Le carte hanno diverse pigmentazioni, ma per generalizzare si può dire che le più usate sono bianche oppure avoriate.
La stampa avviene in offset, con macchine in quadricromia, ovvero che stampano successivamente ciano, magenta, giallo e poi nero. L’asciugatura dell’inchiostro avviene tramite un’unità termica (un forno, in pratica) e successivamente all’aria, oppure nelle macchine a tecnologia HUV tramite led a luce pulsata ultravioletta e successivamente all’aria.
Se la copertina è foderata da un ulteriore strato di carta, esso è detto sovraccoperta. Se la sezione superiore e inferiore delle pagine mostrano una striscia di tessuto colorato (che serve a proteggere la rilegatura nei cartonati), quelli sono i capitelli. Se il lavoro è fatto bene, sotto al tessuto ci sono uno o due strati di garza, ma potreste non saperlo mai. Il foglio di carta incollato al corpo del libro e alla copertina di un cartonato è detto risguardo, o sguardia.

Mi fermo prima di farmi prendere dall’entusiasmo e spiegarvi quando il colophon ha smesso di essere un tamburino, ma sono certo che parecchi amici mi aiuteranno ad arricchire questo post nei prossimi giorni.

Pensare il libro, dal soggetto all’oggetto

Dico sempre che quando mi informano che abbiamo ottenuto i diritti di un libro cui ambivamo sono felice come se avessi guadagnato qualcosa di prezioso.

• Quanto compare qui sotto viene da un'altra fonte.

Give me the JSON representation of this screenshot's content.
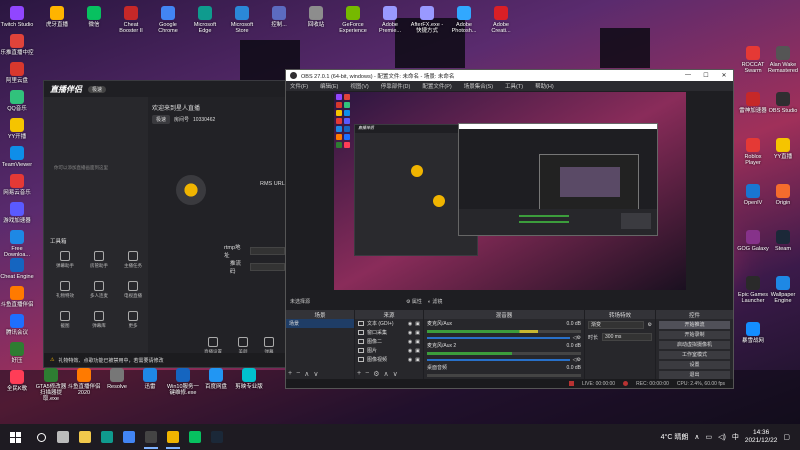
{
  "desktop": {
    "left_icons": [
      {
        "label": "Twitch Studio",
        "color": "#9146ff"
      },
      {
        "label": "乐推直播中控",
        "color": "#e0433a"
      },
      {
        "label": "阿里云盘",
        "color": "#d8382d"
      },
      {
        "label": "QQ音乐",
        "color": "#31c27c"
      },
      {
        "label": "YY开播",
        "color": "#f5c400"
      },
      {
        "label": "TeamViewer",
        "color": "#0e8ee9"
      },
      {
        "label": "网易云音乐",
        "color": "#e53935"
      },
      {
        "label": "游戏加速器",
        "color": "#5a5aff"
      },
      {
        "label": "Free Downloa...",
        "color": "#1e88e5"
      },
      {
        "label": "Cheat Engine",
        "color": "#1565c0"
      },
      {
        "label": "斗鱼直播伴侣",
        "color": "#ff7a00"
      },
      {
        "label": "腾讯会议",
        "color": "#1e6fff"
      },
      {
        "label": "好压",
        "color": "#2e7d32"
      },
      {
        "label": "全民K歌",
        "color": "#ff3d57"
      }
    ],
    "top_icons": [
      {
        "label": "虎牙直播",
        "color": "#ffb400"
      },
      {
        "label": "微信",
        "color": "#07c160"
      },
      {
        "label": "Cheat Booster II",
        "color": "#c62828"
      },
      {
        "label": "Google Chrome",
        "color": "#4285f4"
      },
      {
        "label": "Microsoft Edge",
        "color": "#0f9b8e"
      },
      {
        "label": "Microsoft Store",
        "color": "#2b88d8"
      },
      {
        "label": "控制...",
        "color": "#5c6bc0"
      },
      {
        "label": "回收站",
        "color": "#8d8d8d"
      },
      {
        "label": "GeForce Experience",
        "color": "#76b900"
      },
      {
        "label": "Adobe Premie...",
        "color": "#9999ff"
      },
      {
        "label": "AfterFX.exe - 快捷方式",
        "color": "#9999ff"
      },
      {
        "label": "Adobe Photosh...",
        "color": "#31a8ff"
      },
      {
        "label": "Adobe Creati...",
        "color": "#da1f26"
      }
    ],
    "bottom_icons": [
      {
        "label": "GTA5修改器 扫描器提取.exe",
        "color": "#2e7d32"
      },
      {
        "label": "斗鱼直播伴侣 2020",
        "color": "#ff7a00"
      },
      {
        "label": "Resolve",
        "color": "#777777"
      },
      {
        "label": "迅雷",
        "color": "#1e88e5"
      },
      {
        "label": "Win10服务一键维修.exe",
        "color": "#1565c0"
      },
      {
        "label": "百度网盘",
        "color": "#2196f3"
      },
      {
        "label": "剪映专业版",
        "color": "#00c1cd"
      }
    ],
    "right_icons": [
      {
        "label": "ROCCAT Swarm",
        "color": "#e53935"
      },
      {
        "label": "Alan Wake Remastered",
        "color": "#555555"
      },
      {
        "label": "雷神加速器",
        "color": "#c62828"
      },
      {
        "label": "OBS Studio",
        "color": "#302e31"
      },
      {
        "label": "Roblox Player",
        "color": "#e53935"
      },
      {
        "label": "YY直播",
        "color": "#f5c400"
      },
      {
        "label": "OpenIV",
        "color": "#1976d2"
      },
      {
        "label": "Origin",
        "color": "#f56c2d"
      },
      {
        "label": "GOG Galaxy",
        "color": "#86328a"
      },
      {
        "label": "Steam",
        "color": "#1b2838"
      },
      {
        "label": "Epic Games Launcher",
        "color": "#2a2a2a"
      },
      {
        "label": "Wallpaper Engine",
        "color": "#1e88e5"
      },
      {
        "label": "Ubisoft Connect",
        "color": "#0070ff"
      },
      {
        "label": "暴雪战网",
        "color": "#148eff"
      }
    ]
  },
  "live_app": {
    "logo": "直播伴侣",
    "badge": "极速",
    "welcome": "欢迎来到星人直播",
    "room_label": "房间号",
    "room_number": "10330462",
    "left_tip": "你可以添加直播画面到这里",
    "tools_title": "工具箱",
    "tools": [
      "弹幕助手",
      "房管助手",
      "主播任务",
      "礼物特效",
      "多人连麦",
      "电视直播",
      "截图",
      "弹幕库",
      "更多"
    ],
    "rtmp_label": "rtmp地址",
    "key_label": "推流码",
    "rms_label": "RMS URL",
    "notice": "礼物特效、点歌功能已被禁用中，若需要请修改",
    "bottom_tools": [
      "直播设置",
      "美颜",
      "弹幕"
    ]
  },
  "obs": {
    "title": "OBS 27.0.1 (64-bit, windows) - 配置文件: 未命名 - 场景: 未命名",
    "menu": [
      "文件(F)",
      "编辑(E)",
      "视图(V)",
      "停靠部件(D)",
      "配置文件(P)",
      "场景集合(S)",
      "工具(T)",
      "帮助(H)"
    ],
    "scene_bar": {
      "label": "未选择源",
      "properties": "属性",
      "filters": "滤镜"
    },
    "docks": {
      "scenes": {
        "title": "场景",
        "items": [
          "场景"
        ]
      },
      "sources": {
        "title": "来源",
        "items": [
          "文本 (GDI+)",
          "窗口采集",
          "图像二",
          "图片",
          "图像视频"
        ]
      },
      "mixer": {
        "title": "混音器",
        "channels": [
          {
            "name": "麦克风/Aux",
            "db": "0.0 dB",
            "level": 0.72
          },
          {
            "name": "麦克风/Aux 2",
            "db": "0.0 dB",
            "level": 0.55
          },
          {
            "name": "桌面音频",
            "db": "0.0 dB",
            "level": 0.0
          }
        ]
      },
      "transitions": {
        "title": "转场特效",
        "type": "渐变",
        "duration_label": "时长",
        "duration": "300 ms"
      },
      "controls": {
        "title": "控件",
        "buttons": [
          "开始推流",
          "开始录制",
          "启动虚拟摄像机",
          "工作室模式",
          "设置",
          "退出"
        ]
      }
    },
    "status": {
      "live": "LIVE: 00:00:00",
      "rec": "REC: 00:00:00",
      "cpu": "CPU: 2.4%, 60.00 fps"
    }
  },
  "taskbar": {
    "weather": "4°C 晴朗",
    "time": "14:36",
    "date": "2021/12/22",
    "lang": "中",
    "apps": [
      {
        "name": "search",
        "color": "#ffffff"
      },
      {
        "name": "task-view",
        "color": "#bbbbbb"
      },
      {
        "name": "explorer",
        "color": "#f2c94c"
      },
      {
        "name": "edge",
        "color": "#0f9b8e"
      },
      {
        "name": "chrome",
        "color": "#4285f4"
      },
      {
        "name": "obs",
        "color": "#444444",
        "active": true
      },
      {
        "name": "live-app",
        "color": "#f0b400",
        "active": true
      },
      {
        "name": "wechat",
        "color": "#07c160"
      },
      {
        "name": "steam",
        "color": "#1b2838"
      }
    ]
  }
}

La verità è che di solito ho guadagnato per lo più il dovere di farne un bel libro. E non è una cosa scontata.
Nel Fumetto ancor più che nella narrativa in prosa è sempre più evidente che l’oggetto che si tiene in mano è importante almeno quanto le parole e le immagini che contiene. Voglio farvi un esempio pratico.
Quando a inizio primavera Vanna Vinci è entrata per la prima volta nella nostra redazione, abbiamo cominciato quasi subito a parlare di un libro che non sarà pronto fino alla primavera del 2016. Qualche giorno dopo, però, Vanna ci ha fatto vedere che l’estate prima aveva realizzato un adattamento letterario per Il Piccolo di Trieste, quotidiano al quale lavora Alessandro Mezzena Lona, responsabile delle pagine culturali molto sensibile al buon Fumetto. Le tavole de Il richiamo di Alma, ispirate all’omonimo romanzo di Stelio Mattioni del 1980, erano così belle che ci è venuta subito voglia di farne un libro. Ma come? Erano meno di trenta, enormi, complesse.

Le tavole de Il richiamo di Alma come apparivano su Il Piccolo nell'estate del 2013.

Le tavole de Il richiamo di Alma come apparivano su Il Piccolo nell’estate del 2013.

Al sottoscritto, nella vita, è capitato per esercizio di dover spezzare con linee immaginarie le tavole domenicali di Winsor McCay. Mi è sembrato subito chiaro che le pagine di Vanna potevano essere tagliate a metà per farne un libro di formato orizzontale. (Tecnicamente lo si chiama “landscape”, ma la cosa interessante è che all’estero quel formato è detto “all’italiana”.)
C’erano problematiche di ogni tipo: alcune vignette scavalcavano la linea mediana virtuale che avevo deciso di visualizzare sulle grandi pagine pensate per il giornale. Non volevamo effettuare un rimontaggio, perché si sarebbe perso il ritmo narrativo pensato da Vanna per la storia. Per fortuna lei si è subito detta disponibile a disegnare nuove vignette per ovviare ai necessari tagli.

Per quanto la storia fosse finita, Vanna ha dovuto disegnare parecchie nuove vignette.

Per quanto la storia fosse finita, Vanna ha dovuto disegnare parecchie nuove vignette.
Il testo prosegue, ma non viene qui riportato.